EngenderHealth also undertakes broader advocacy efforts, including our role as a founding member of MenEngage, a global alliance committed to research, interventions, and policy efforts aimed at engaging men and boys in gender equality.

Current gender activities include:

Burundi: We are working to prevent and respond to GBV by engaging men and boys; training health care sites to better provide GBV services; and supporting improved national coordination of GBV response and prevention efforts, among other activities.

Tanzania: We are currently a partner in an HIV project working toward reducing vulnerabilities for men who have sex with men, female sex workers, and adolescent girls. We also increased men’s involvement in HIV prevention by reducing high-risk sexual behaviors, promoting fidelity, reducing men’s number of sexual partners, eliminating GBV, and increasing the use of sexual and reproductive health services.

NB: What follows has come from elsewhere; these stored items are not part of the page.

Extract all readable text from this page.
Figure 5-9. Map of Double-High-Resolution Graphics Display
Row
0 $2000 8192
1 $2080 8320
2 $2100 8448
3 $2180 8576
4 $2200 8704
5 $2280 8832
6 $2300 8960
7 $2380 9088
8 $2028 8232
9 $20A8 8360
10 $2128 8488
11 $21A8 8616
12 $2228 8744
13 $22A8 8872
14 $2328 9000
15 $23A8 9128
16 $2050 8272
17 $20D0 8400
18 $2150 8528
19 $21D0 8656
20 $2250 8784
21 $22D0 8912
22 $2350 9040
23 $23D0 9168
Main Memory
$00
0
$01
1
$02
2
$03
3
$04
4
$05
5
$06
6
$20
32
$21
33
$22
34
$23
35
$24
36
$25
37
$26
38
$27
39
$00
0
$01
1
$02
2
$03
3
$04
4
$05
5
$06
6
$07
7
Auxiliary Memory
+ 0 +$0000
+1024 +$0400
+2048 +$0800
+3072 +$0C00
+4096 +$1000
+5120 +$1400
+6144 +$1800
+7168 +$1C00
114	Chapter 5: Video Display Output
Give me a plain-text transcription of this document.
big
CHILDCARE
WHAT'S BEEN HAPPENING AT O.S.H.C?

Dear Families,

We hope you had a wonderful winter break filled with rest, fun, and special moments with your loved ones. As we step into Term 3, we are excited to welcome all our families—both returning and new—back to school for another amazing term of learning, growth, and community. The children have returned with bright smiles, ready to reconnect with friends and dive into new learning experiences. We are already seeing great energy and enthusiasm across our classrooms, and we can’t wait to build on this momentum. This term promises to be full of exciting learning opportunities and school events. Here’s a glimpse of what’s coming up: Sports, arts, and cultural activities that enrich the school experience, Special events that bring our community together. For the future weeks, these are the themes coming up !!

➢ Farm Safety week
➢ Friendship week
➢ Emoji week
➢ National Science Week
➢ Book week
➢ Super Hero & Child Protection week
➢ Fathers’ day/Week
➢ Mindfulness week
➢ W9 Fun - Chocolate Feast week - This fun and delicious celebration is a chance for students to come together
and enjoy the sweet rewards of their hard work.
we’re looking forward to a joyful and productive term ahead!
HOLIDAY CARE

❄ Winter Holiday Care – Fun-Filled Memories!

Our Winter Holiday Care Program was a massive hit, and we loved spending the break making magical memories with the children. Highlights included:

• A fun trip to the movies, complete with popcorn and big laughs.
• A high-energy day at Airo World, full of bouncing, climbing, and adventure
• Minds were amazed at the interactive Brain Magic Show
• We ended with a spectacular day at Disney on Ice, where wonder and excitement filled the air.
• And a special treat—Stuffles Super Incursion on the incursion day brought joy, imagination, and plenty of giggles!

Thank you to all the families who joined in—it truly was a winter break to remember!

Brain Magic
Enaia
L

Intimate Partner Violence (IPV) Prevention Research: We have developed IPV prevention curricula for men, women, and couples as part of two randomized controlled trials, in Tanzania (with the London School of Hygiene and Tropical Medicine) and in Ethiopia (with J-PAL). Both studies are ongoing; results will be available by 2017.

Texas: We are working with adolescents to address teen pregnancy prevention by looking at the impacts of gender norms on sexual behaviors.